Gardening is a pastime that everyone needs to give a try at least once in their lives – and while some may not ever warm to it, those who do will find themselves a fun and rewarding hobby that they will never grow bored of. Any experienced gardener will tell that you that it takes years of dedication and mistake-making before you can have a garden that you’re proud of. Mistakes are how we learn, but sometimes it’s easier to just skip the mistakes before making them to find quicker success.
And that’s exactly what we’re going to do here: look at common mistakes made by beginner gardeners in the hope that you’ll be able to avoid them entirely.

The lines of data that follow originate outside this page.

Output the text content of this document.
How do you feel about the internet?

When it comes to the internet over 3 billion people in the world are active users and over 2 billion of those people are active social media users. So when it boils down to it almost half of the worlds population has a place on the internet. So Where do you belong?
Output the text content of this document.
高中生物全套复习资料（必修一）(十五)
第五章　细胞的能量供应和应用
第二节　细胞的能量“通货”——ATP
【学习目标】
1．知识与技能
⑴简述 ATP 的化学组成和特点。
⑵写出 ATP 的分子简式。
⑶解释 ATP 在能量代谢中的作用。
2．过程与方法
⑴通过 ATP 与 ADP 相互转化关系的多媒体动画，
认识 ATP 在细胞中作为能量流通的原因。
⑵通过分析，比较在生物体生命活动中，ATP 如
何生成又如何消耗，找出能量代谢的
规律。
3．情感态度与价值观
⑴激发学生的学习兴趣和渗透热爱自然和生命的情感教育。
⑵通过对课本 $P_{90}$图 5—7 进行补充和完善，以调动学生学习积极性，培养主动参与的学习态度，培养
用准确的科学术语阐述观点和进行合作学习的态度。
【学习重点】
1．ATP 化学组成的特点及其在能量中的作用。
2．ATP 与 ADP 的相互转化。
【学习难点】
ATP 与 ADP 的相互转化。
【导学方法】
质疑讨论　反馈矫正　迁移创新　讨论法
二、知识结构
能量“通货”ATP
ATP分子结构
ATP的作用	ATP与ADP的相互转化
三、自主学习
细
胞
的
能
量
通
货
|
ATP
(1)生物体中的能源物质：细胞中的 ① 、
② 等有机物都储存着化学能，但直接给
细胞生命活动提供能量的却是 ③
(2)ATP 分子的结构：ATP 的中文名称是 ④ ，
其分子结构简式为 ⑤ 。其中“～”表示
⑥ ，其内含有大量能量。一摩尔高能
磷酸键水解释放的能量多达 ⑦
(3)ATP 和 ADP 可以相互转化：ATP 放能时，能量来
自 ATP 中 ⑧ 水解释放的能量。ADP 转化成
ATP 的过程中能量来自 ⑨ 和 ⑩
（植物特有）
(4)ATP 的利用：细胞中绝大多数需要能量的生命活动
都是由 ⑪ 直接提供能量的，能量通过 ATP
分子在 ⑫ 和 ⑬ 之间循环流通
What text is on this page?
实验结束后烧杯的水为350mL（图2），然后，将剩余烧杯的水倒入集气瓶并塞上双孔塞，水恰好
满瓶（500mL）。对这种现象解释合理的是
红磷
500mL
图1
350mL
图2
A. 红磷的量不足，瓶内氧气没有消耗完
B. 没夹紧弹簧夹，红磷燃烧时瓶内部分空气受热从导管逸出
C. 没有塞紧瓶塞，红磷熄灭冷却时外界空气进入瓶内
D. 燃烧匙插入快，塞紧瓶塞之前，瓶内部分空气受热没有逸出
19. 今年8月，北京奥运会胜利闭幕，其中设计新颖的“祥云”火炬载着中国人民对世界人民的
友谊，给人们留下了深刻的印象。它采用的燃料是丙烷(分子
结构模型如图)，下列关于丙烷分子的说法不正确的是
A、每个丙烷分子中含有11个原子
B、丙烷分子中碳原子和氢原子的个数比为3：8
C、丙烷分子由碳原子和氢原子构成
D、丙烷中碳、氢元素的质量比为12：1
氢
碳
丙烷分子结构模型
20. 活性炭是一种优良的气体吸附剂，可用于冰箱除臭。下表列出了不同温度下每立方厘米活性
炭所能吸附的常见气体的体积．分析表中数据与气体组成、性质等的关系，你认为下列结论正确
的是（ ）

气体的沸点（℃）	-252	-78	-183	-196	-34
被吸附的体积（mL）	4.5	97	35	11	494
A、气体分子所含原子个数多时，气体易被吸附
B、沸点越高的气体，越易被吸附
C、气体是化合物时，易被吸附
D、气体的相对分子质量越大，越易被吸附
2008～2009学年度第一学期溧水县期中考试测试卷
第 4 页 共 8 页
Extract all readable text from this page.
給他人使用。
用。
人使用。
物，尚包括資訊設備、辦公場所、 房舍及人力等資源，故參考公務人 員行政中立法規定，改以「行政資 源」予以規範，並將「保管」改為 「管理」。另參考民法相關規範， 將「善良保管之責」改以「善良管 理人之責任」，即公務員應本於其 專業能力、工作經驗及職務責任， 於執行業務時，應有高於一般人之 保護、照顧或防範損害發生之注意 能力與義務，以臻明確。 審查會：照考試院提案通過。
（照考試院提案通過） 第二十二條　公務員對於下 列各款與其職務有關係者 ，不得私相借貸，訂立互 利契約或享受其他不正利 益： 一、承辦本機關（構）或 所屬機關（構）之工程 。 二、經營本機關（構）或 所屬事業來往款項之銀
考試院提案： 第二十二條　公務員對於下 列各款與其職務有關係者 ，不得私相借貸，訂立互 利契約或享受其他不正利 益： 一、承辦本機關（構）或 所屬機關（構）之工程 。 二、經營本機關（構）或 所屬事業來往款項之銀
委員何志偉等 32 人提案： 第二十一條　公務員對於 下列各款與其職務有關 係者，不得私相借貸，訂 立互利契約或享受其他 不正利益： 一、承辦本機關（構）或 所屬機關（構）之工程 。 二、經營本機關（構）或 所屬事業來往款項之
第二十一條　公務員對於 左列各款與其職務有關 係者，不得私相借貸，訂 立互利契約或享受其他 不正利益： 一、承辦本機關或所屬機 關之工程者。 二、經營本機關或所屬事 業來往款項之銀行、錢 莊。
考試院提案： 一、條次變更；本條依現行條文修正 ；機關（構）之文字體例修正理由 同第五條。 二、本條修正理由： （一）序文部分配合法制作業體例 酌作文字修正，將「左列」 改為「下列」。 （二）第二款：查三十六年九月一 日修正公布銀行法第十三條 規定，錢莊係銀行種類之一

Some gardeners come across a few, specific plants that grow extremely well in their particular climate and go crazy planting it everywhere in the hope that they will take off and grow quickly, which they often do. The problem here, however, is that if a certain disease or insect comes along that only affects that particular species of plant, then the chances are that the entire batch will be wiped out. These are the dangers of monoculture, and it’s why it’s vitally important to focus on diversity as much as possible. Plant as many different kinds of plants as you can, ensuring a decent mix that will attract a variety of wildlife and build a stronger overall ecosystem.
Underwatering And Overwatering
Beginner gardeners almost always underwater or overwater, but overwatering tends to be a much worse problem in general, usually because gardeners think that plants need much more water than is necessary. And too much water is a good way of killing a plant in a short amount of time, usually due to something called root rot, where bacteria or fungi can cause the root of the plant to die. Here’s where it’s a good idea to check the water needs of the plants that you are putting in the soil, and make a dry space where to play and do other activities. To limit watering even further, putting down a layer of mulch can make the biggest difference overall.
The Importance Of Mulch
In a forest or along damp hiking trails, the constant fall of leaves and other debris creates a thick layer of mulch that’s slowly broken down by bacteria. Not only does this feed more nutrients into the ground, but it makes sure that water present in the ground isn’t evaporated by the sun. Not having this layer of much around the base of all plants can become a problem, as it means having to water much more often and disallowing beneficial fungi and microbes from thriving near to the plant. Nitrogen-fixing plants, for example, rely on these microbes to create the ever-important nitrogen.
Soil is the medium all plants require to grow strong and healthy, and amateur gardeners might wrongly believe that a plant can grow in just about any soil. This isn’t true at all, and it sometimes means having to test the pH and other qualities of the soil to see its health, and then making the necessary adjustments to help all the plant-life thrive.